Melvins play a very interesting equation here, I think.  They've made a legacy of doing, essentially, metallic music with nods to heavier classic rock and parallel nods to dronier noise, and have had a (primarily) indie audience gather 'round for them and all of their influencees, like KARP/ Big Business, *cough* Nirvana (at least before the mainstream radio part), The F***ing Champs, Last Of The Juanitas, etc.  Sure, Buzzo can deliver a menacing growl and howl here and there, but they didn't start out the way they became, and they never were serious about any of the accompanying imagery or other elements of what, say, makes a Mayhem fan become a Mayhem fan.  Then again, Melvins are rarely a serious band, period, by their own admittance.

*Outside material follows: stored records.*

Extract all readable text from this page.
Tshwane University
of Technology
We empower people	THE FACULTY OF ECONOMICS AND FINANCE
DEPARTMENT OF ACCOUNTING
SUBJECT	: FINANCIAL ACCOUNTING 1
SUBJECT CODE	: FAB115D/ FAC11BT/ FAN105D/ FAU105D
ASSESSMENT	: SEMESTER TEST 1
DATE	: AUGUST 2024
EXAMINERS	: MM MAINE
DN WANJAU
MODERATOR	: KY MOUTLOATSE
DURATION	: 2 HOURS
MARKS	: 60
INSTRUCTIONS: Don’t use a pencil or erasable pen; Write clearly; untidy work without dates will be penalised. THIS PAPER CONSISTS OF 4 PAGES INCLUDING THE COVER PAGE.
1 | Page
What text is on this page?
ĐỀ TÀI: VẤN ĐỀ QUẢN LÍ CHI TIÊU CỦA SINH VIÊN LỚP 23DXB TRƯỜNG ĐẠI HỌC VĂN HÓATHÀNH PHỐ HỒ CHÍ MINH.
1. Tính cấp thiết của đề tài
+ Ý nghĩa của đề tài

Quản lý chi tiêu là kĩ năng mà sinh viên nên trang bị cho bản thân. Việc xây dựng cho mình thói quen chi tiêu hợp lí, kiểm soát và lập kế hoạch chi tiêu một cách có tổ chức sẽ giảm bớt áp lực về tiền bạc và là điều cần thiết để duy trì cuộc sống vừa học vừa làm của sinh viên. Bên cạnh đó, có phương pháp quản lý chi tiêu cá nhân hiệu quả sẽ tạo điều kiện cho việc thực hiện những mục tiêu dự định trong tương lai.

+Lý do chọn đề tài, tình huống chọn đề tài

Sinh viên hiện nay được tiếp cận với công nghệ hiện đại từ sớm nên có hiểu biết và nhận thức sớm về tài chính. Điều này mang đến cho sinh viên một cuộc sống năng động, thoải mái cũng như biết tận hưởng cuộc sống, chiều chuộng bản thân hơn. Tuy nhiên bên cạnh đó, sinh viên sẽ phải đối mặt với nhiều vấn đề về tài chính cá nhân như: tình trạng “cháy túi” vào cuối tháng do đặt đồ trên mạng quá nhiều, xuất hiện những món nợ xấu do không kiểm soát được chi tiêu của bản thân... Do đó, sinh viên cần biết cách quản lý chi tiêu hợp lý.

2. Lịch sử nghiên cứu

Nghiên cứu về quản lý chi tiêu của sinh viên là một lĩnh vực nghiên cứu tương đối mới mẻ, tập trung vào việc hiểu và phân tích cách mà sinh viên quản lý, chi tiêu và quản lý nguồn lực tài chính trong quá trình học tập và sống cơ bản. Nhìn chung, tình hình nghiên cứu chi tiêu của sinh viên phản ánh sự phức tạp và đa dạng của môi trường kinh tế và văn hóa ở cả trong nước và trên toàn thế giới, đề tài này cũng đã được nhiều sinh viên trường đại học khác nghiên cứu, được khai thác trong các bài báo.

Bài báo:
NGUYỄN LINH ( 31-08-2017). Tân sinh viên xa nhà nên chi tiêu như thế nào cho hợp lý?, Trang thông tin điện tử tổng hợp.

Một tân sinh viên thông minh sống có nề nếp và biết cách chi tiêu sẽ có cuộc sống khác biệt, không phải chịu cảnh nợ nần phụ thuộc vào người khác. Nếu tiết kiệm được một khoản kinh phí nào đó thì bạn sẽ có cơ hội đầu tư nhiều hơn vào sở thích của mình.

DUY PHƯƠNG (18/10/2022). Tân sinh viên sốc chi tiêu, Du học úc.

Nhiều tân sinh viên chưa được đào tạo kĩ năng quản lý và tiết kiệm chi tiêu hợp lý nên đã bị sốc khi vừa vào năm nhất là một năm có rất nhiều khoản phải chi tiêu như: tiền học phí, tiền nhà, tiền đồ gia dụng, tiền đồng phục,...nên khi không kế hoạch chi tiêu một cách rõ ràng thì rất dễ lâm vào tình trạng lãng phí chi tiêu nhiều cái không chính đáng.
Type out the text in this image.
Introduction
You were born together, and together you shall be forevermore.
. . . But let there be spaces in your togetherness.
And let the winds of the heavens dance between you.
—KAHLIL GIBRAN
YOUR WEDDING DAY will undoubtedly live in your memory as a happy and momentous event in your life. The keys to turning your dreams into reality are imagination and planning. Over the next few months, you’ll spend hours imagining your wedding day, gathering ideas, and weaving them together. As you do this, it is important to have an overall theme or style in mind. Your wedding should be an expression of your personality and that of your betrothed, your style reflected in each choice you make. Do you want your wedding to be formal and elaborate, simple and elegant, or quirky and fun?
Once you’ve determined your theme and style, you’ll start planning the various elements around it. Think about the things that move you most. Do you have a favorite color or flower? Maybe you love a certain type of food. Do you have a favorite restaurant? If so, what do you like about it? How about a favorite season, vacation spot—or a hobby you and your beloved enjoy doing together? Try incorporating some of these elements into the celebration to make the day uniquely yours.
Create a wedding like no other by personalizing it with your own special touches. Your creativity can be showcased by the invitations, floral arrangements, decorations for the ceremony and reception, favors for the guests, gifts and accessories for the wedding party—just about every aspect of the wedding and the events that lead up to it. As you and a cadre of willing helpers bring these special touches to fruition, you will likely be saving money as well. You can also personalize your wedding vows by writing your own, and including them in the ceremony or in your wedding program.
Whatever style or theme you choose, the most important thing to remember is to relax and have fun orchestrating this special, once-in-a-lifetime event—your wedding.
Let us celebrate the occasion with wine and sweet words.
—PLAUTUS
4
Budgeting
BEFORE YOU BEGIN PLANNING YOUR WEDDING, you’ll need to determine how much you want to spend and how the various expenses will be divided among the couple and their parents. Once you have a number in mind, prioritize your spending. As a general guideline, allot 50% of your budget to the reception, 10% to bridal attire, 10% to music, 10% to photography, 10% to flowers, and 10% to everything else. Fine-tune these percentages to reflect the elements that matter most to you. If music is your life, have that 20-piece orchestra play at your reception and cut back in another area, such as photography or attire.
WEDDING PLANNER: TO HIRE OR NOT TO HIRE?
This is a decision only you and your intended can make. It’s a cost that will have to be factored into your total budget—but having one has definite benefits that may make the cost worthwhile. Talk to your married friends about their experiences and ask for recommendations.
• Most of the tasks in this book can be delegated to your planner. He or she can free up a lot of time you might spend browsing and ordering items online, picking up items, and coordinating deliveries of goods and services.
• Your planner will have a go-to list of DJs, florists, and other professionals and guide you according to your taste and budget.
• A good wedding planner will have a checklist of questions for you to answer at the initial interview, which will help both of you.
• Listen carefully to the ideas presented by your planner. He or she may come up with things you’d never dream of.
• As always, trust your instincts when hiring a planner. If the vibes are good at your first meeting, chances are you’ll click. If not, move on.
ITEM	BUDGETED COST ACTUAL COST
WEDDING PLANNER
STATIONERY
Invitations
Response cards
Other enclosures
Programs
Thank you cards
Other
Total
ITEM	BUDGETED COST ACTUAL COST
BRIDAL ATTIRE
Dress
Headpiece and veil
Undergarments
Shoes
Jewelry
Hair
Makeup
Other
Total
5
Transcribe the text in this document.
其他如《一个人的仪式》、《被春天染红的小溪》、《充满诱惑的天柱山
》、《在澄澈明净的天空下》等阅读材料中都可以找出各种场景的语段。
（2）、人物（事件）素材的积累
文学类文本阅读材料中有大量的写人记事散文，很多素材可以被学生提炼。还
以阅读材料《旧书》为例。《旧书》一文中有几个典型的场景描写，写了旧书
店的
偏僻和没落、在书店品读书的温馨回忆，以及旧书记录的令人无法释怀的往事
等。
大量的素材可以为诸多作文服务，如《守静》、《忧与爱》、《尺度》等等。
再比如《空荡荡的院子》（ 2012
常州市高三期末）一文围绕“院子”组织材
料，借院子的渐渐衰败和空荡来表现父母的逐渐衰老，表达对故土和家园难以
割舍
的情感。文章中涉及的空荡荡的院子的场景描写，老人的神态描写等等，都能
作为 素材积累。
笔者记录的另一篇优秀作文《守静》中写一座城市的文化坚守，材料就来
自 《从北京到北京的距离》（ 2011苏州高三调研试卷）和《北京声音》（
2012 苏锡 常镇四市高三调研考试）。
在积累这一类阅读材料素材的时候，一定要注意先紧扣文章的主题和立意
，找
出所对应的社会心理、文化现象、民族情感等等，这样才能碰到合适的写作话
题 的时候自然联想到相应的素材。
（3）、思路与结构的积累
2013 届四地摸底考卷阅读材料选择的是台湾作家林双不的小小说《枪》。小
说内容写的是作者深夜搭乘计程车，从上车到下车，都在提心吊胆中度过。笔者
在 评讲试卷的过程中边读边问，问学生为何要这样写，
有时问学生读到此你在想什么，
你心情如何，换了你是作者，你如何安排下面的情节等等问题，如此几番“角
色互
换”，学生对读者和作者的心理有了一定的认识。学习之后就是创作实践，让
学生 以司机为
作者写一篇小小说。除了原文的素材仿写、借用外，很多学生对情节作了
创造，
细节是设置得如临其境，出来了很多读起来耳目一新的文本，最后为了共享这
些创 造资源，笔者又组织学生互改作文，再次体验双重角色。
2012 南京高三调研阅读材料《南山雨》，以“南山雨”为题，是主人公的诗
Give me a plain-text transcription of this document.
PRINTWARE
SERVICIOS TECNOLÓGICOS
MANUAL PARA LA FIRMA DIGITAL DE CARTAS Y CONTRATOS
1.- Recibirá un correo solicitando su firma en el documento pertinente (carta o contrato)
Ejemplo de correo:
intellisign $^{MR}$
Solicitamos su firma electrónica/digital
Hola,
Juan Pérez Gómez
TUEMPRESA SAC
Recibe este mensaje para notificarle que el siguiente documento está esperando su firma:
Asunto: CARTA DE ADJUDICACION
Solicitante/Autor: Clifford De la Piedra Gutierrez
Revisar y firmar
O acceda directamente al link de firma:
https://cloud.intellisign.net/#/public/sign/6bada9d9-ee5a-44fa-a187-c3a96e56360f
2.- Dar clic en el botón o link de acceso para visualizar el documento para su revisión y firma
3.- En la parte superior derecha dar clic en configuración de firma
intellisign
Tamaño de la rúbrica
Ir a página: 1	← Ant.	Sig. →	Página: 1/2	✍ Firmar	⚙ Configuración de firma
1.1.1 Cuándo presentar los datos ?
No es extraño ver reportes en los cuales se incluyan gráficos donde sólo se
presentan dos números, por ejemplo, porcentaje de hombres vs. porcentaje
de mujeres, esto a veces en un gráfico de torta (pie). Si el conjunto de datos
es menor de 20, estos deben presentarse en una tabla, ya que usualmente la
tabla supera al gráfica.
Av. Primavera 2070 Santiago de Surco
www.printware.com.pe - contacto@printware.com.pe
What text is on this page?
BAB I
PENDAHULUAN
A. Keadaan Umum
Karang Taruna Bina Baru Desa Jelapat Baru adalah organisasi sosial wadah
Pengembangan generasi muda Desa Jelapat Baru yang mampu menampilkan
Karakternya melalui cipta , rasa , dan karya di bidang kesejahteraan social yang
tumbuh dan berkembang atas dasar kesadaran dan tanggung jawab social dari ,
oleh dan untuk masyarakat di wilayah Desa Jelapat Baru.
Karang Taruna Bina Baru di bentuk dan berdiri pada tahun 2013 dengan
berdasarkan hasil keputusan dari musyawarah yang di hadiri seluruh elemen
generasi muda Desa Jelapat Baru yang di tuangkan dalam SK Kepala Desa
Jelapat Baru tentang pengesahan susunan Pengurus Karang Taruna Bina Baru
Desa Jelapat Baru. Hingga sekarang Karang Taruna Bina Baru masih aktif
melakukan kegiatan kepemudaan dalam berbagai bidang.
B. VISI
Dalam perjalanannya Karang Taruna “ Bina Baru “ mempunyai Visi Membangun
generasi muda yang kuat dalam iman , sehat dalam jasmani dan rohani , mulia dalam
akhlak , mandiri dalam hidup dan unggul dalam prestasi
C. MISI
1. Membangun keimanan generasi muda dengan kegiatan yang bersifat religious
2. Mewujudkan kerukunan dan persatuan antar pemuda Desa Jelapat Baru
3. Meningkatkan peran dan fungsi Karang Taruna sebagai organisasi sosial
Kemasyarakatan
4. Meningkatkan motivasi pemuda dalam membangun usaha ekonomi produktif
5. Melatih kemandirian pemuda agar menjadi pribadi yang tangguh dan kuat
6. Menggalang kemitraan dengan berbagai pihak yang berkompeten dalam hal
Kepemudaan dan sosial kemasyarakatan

Let's not forget that -- at one time -- metal, hardcore, and punk were a lofty three-way marriage, especially in the early to mid 80s.  Many indie kids who go back to either metal, hardcore, or punk somehow come back liking the other.

But what I think attracts some of the "indie" audience to certain metal bands and not others is basically the complement of what draws, say, Cradle Of Filth fans to certain bands and not others.  If the metal band is either a) not into that whole "cheezy dark imagery", b) are into the whole "cheezy dark imagery because it's funny", or c) are into the whole gambit but are legitimized and praised by bands of the "a" and/or "b" category, then that will get the indie thumbs up.

Truely though, I think the only accurate answer to this question is: there isn't one thing that can explain one metal band being championed by the indie audience and not another.  It's all down to chaos and entropy, really.  I give college radio/hipsters a bit more credit these days than to enjoy metal purely for ironic reasons.. (well, at least most.), so we're just seeing another version of "why is THIS band popular but a lot more than THAT one?" in another forum... except instead of Interpol or The Arcade Fire, we're talking metal here, and the dynamics/genre crossing are slightly different, but the word of mouth aspect is exactly the same.

(Off the record, I do have Leviathon, and I'm still getting into it.. but not completely won over here.  I'm still enjoying the Sleepytime Gorilla Museum album of this year, which I found more immediate and more satisfying off the first few listens, though that's not really "metal" per se.  That's me!  Indie Guy!)